Major European utilities companies are set to exceed carbon targets by 1.3 billion tonnes, the equivalent of Japan’s entire annual CO2 emissions, according to a report by CDP.

04 APRIL 2017 | CHRIS SEEKINGS
Energy companies are "at a crossroads" ©Shutterstock
Energy companies are "at a crossroads" ©Shutterstock

Charged or Static reveals that many are locked into high emissions due to long-term investment in fossil fuel power plants, and by not taking advantage of competitive prices for green energy, are putting €14bn of their earnings at risk.

It shows that, on aggregate, the 14 companies studied are set to overshoot the ‘carbon budget’ required to keep temperature rises below 2°C by 14%, while almost half are producing more than 20% of electricity from coal.

CDP CEO, Paul Simpson, said: “EU utilities are at a crossroads and must make some rapid decisions. The last year has seen a step change in support for, and engagement with, low carbon policies but the industry remains heavily reliant on fossil fuels to meet electricity needs.

“Market prices are showing that renewable energy sources like wind and solar power are more cost competitive than ever and utilities should look to capitalise on the strong growth that is forecast for these technologies.”

The electric utilities industry is responsible for a quarter of global emissions, and must reduce greenhouse gas emissions by 67% in the next 13 years if they are to meet the goals of the Paris agreement.

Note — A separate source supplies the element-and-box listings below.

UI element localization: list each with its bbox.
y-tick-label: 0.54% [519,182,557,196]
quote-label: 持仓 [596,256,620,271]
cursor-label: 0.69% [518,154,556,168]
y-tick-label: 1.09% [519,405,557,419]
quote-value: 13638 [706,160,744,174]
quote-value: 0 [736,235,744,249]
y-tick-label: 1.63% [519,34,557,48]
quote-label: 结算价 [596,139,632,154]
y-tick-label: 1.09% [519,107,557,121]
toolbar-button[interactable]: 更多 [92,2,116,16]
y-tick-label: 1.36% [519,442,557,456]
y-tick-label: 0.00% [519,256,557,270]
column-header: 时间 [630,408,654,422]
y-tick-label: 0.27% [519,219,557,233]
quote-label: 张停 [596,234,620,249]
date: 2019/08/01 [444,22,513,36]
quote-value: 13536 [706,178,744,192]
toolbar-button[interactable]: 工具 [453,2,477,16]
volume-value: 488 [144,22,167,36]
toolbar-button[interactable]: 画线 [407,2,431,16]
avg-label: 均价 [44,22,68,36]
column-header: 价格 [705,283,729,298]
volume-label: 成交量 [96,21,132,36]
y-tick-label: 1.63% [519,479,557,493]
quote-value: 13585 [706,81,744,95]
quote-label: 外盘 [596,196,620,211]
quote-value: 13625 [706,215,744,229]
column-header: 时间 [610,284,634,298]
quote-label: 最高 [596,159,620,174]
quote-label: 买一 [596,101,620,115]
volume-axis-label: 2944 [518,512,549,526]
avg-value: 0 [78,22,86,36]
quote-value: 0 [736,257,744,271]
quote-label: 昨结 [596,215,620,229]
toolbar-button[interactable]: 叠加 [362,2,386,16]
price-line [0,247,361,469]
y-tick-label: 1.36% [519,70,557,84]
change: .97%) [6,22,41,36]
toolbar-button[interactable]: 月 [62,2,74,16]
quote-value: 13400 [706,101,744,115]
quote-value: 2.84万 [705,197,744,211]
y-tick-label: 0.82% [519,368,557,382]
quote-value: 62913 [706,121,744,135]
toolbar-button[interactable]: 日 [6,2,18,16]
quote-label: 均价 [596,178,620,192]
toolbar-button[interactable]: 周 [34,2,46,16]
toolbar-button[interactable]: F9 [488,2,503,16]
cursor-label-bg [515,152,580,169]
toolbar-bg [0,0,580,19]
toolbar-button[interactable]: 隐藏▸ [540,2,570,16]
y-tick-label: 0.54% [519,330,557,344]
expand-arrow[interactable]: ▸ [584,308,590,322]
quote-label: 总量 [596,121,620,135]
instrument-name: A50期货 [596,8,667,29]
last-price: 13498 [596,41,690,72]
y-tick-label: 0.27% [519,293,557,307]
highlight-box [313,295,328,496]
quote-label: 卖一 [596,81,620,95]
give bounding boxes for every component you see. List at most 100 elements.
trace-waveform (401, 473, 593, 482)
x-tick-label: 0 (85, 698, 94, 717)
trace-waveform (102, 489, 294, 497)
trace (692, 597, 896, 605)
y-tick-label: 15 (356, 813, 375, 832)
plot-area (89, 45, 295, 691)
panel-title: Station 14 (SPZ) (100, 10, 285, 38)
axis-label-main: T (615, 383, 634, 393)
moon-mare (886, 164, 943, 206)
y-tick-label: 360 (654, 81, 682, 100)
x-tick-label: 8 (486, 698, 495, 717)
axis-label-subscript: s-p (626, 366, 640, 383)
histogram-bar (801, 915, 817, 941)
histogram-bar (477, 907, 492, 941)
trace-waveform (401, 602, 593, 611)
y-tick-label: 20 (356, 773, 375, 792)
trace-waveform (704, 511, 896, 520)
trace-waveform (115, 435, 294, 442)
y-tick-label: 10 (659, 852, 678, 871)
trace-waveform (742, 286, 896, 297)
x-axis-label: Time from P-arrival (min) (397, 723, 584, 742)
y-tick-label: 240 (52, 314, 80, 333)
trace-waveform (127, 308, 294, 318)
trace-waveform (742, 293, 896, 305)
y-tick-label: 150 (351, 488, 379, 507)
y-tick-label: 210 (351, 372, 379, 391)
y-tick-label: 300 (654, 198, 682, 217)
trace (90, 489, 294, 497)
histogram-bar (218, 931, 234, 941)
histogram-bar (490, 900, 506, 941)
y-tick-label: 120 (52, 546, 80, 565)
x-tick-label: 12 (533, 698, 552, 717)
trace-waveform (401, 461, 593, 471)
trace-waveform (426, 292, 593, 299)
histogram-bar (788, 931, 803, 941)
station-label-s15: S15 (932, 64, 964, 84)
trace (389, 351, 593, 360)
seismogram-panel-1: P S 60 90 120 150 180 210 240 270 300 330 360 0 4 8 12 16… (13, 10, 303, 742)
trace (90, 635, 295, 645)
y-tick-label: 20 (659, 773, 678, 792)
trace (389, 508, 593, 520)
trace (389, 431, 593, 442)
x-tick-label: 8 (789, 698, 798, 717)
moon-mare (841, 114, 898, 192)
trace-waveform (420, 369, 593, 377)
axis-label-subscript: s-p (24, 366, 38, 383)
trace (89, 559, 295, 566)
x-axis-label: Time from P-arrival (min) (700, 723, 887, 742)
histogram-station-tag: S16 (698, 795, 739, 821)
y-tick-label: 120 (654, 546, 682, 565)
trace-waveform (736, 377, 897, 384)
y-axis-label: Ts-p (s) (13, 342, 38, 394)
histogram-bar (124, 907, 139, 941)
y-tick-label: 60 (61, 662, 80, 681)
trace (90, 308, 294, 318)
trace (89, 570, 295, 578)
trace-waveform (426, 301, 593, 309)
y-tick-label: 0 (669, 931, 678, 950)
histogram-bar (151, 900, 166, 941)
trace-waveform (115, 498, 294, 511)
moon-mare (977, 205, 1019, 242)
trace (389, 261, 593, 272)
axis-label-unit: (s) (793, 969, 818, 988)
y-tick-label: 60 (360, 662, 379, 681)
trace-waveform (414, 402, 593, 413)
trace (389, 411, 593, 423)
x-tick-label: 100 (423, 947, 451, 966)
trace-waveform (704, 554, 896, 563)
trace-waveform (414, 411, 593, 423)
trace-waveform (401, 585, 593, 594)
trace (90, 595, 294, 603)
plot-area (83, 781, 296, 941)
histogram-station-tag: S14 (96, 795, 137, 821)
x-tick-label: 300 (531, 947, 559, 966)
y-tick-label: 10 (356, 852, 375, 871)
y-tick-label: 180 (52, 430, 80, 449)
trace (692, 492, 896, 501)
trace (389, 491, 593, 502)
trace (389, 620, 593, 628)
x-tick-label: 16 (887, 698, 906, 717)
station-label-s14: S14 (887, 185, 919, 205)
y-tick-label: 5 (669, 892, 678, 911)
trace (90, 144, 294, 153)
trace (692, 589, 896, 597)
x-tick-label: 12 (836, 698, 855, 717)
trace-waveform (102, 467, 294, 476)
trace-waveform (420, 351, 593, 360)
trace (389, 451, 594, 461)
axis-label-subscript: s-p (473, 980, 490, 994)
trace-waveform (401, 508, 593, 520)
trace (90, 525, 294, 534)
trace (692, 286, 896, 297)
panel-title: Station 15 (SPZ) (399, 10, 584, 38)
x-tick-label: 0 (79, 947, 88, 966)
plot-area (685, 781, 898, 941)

The companies studied have an average total market capitalisation of €256bn, with Verbund, Iberdrola, Fortum, and Enel some of the best for meeting carbon targets, while RWE, CEZ, Endesa, and EnBW rank among the lowest.

Despite being set to miss carbon targets, the report does highlight that there are positive signs for the sector, such as the UK’s decision to close all coal fired power plants by 2025, but that more needs to be done.

CDP investor research senior analyst, Drew Fryer, said: “In Europe, major utilities must transform their business models to achieve the climate goals laid out in the Paris agreement.

“Verbund is leading the way in planning for the future, targeting a 100% renewable energy generation portfolio by 2020 and is decommissioning remaining fossil fuel assets.

“But many other utilities remain reliant on coal for a significant share of power generated, and will break their carbon budgets in years to come based on existing fossil fuel assets.

“Rapid deployment of renewables is critical for the sector as it transitions to a low carbon future.”